Metaxas: No, no, no, no, no. The fight to make sure that all Americans could say, whoever won, we know that really happened.
This is not about Trump. If he lost, good! The American people can elect their leaders. But if that’s not really clear, then you’re harming the whole fabric. I was really upset at how a lot of people just didn’t seem troubled by it. They would say things like, “Oh! There’s no evidence.” I’ve seen enough to make me think that a really thorough investigation is necessary. And that didn’t happen.
Green: But there were investigations into allegations of irregularities. Attorney General Bill Barr said the DOJ looked into all allegations of voter fraud, and they didn’t uncover anything on a scale that would change the outcome of the election. Republican officials at the state level—Brad Raffensperger in Georgia, for example—said things went according to plan.
Is that not persuasive to you? Do you believe President Trump was actually reelected?
Metaxas: I think it’s very possible he was reelected, yeah. And that sickens me, that I could even think that. I’ve seen enough to make me doubt that we had a fair election, that every person’s vote was counted the way it’s supposed to be counted.
I think a lot of people thought it was too much trouble to get into these weeds—“Let’s just let it ride and leave it alone.” And a lot of courts didn’t look at the evidence, because they made a call, which was actually a political call, to say, “We just don’t want to stick our necks out on this.”
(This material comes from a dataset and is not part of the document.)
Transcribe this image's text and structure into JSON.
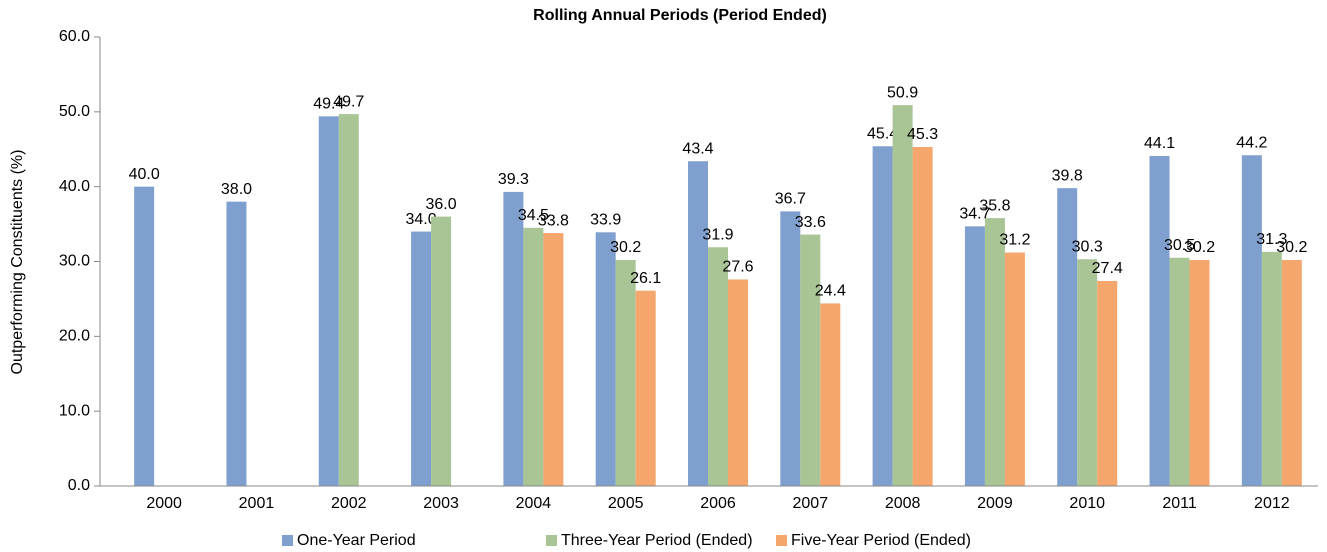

Green: But many of the courts you’re talking about are ones where judges appointed by Trump were looking at the evidence. Why do you think even people who were vetted by President Trump’s team would make a political calculation that it wasn’t worthwhile to consider challenges of the highest order and seriousness in America, which is that our elections weren’t free and fair?
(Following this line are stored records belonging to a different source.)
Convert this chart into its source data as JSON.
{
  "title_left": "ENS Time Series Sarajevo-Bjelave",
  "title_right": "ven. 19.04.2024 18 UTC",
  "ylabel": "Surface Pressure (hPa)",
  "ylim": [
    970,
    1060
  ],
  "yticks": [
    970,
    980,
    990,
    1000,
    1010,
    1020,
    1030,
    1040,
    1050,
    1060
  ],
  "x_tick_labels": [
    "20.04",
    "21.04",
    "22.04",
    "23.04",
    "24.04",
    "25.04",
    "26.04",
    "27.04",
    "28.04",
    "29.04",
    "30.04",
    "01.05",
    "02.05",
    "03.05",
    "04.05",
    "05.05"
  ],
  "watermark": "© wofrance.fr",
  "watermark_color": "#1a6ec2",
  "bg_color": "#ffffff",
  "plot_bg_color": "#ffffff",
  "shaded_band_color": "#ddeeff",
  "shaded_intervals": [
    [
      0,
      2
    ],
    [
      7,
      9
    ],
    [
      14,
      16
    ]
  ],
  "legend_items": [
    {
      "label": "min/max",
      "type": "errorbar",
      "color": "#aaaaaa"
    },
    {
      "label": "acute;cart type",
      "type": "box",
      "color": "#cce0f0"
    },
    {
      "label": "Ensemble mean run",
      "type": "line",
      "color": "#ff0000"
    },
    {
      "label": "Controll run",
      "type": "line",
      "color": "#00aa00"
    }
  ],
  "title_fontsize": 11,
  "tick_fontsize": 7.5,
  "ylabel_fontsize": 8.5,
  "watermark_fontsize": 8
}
Metaxas: I’m not the sort of person who followed this the way you did. Most Americans have less time to follow it than I did. And so if there is the impression that some of what I’m saying is true, people need to deal with that. In America, we don’t push that stuff aside.
Green: Some people have argued that the reputation of Christianity has been damaged by evangelicals’ wide support of President Trump. I take it you don’t agree with that.
Metaxas: I think that’s preposterous! Of course not. That’s just such a silly thing. The idea that I’m supposed to bury all of my thoughts for the hope of perhaps persuading somebody in the future that Christianity is palatable or something—Christians have traditionally stood up for human rights! When you stand up against the slave trade, you become incredibly politically unpopular. I mean, Wilberforce was totally demonized in his day. But he was doing what he felt was the right thing. What kind of a Christian would he have been if he said, “Well, I don’t want to be divisive”?
Green: Do you believe that Joe Biden is the legitimately elected president of the United States?
Metaxas: No. He is the president. But there will always be an asterisk next to him for me until—if—things are clarified.
Green: Do you pray for him?
Metaxas: Oh, yeah. I take all that stuff seriously, you know? When Jesus tells us to love and pray for our enemies, it’s not to pray that they succeed. It’s to pray for them as a fellow human being.